Sunday, November 6, 2016

Manitoba's Painted Redstart

Manitoba's first and Canada's third Painted Redstart (Myioborus pictus), also known as "Painted Whitestart", showed up in Pinawa 11 days ago. This species breeds from Arizona and New Mexico down through the mountains of western Mexico into Nicaragua. Although the southern populations are resident, the populations in the southern U.S.A migrate south. Sometimes, the phenomenon of "reverse migration" takes a bird in the wrong direction, presumably due to a miscue of the innate (genetic) aspect of migration. In this case, instead of heading south towards Mexico this Painted Redstart has flown north to Manitoba and found itself in Pinawa. Its behaviour over the past 11 days suggests it has set up a winter territory in a small residential area. Currently it has enough to eat and appears very healthy (flying well and foraging actively) but its prospects of escaping winter's inevitable grip are slim. For now though, the balmy November weather southern Manitoba is enjoying is keeping our rare visitor in fine form and a steady stream of birders have come to watch this rarity.
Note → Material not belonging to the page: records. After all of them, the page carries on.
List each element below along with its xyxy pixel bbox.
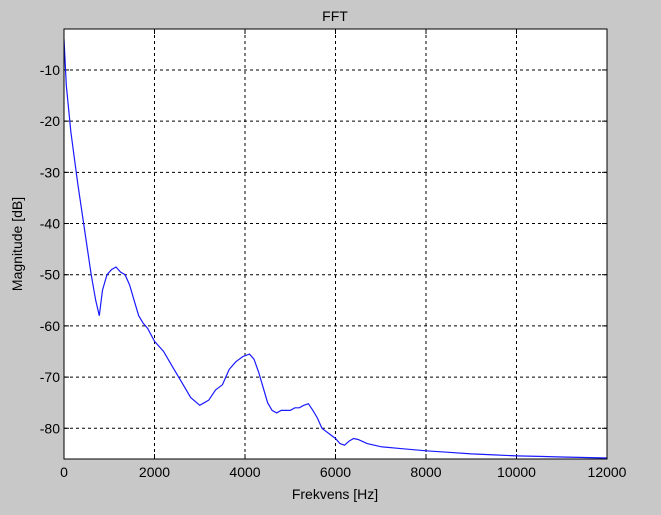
plot-area xyxy=(64,29,607,459)
series-line xyxy=(63,39,608,459)
x-tick-label: 2000 xyxy=(139,464,170,480)
y-tick-label: -20 xyxy=(40,113,60,129)
y-tick-label: -60 xyxy=(40,318,60,334)
x-tick-label: 8000 xyxy=(410,464,441,480)
y-tick-label: -10 xyxy=(40,62,60,78)
axes-frame xyxy=(63,28,608,460)
tick-labels: 0 2000 4000 6000 8000 10000 12000 -10 -20 -30 -40 -… xyxy=(40,62,627,480)
chart-title: FFT xyxy=(322,8,348,24)
y-axis-label: Magnitude [dB] xyxy=(9,197,25,291)
y-tick-label: -70 xyxy=(40,369,60,385)
y-tick-label: -80 xyxy=(40,420,60,436)
y-tick-label: -30 xyxy=(40,164,60,180)
x-tick-label: 4000 xyxy=(229,464,260,480)
y-tick-label: -40 xyxy=(40,216,60,232)
y-tick-label: -50 xyxy=(40,267,60,283)
grid xyxy=(64,29,607,459)
x-axis-label: Frekvens [Hz] xyxy=(292,486,378,502)
x-tick-label: 10000 xyxy=(497,464,536,480)
x-tick-label: 6000 xyxy=(320,464,351,480)
x-tick-label: 12000 xyxy=(588,464,627,480)
x-tick-label: 0 xyxy=(60,464,68,480)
Seeing this bird today along with northern species like Hoary Redpoll, felt a little surreal. The four photos below show the bird perched, feeding by gleaning invertebrate prey from bark, and calling. Most interesting for me was to observe how it foraged like a nuthatch (third photo) in an effort to glean food from bark crevices (and also dead insects presumably from gutters and the like).